Le juge poursuit sur sa lancée, « vous avez une belle carrière dans la délinquance » Le sexagénaire assure, « je compte m’arrêter.» Le juge, à la limite de l’hilarité, abonde dans son sens, « il serait temps, hein, vous avec le droit à la retraite. »

« Mes clients ont mis leurs économies et se retrouvent avec rien »

Pour la partie civile qui représentait les acquéreurs, « cette affaire est la caricature de l’abus de confiance (…) mes clients ont mis leurs économies et se retrouvent avec rien où alors pour certains avec des terrains inaccessibles et d’autres qui ne sont même pas terrassés. »

Pour la procureure, on n’est pas là « en présence d’un très mauvais gestionnaire, mais d’un escroc (…) il n’a jamais pu justifier des 125 millions envolés mais il n’a jamais oublié de se servir à titre personnel. » Elle réclame quatre années de prison dont un an ferme et la saisie de ses biens.

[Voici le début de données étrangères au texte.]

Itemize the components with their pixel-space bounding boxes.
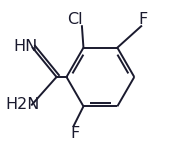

Le tribunal a été au-delà des réquisitions de la procureure en condamnant l’entrepreneur à 2 années de prison ferme avec mandat de dépôt et l’interdiction à vie de gérer toute entreprise. Les parts qu’il détenait dans la SCI ont été confisquées ainsi qu’un immeuble lui appartenant. Il devra aussi rembourser les membres de la SCI à hauteur de 125 millions de francs.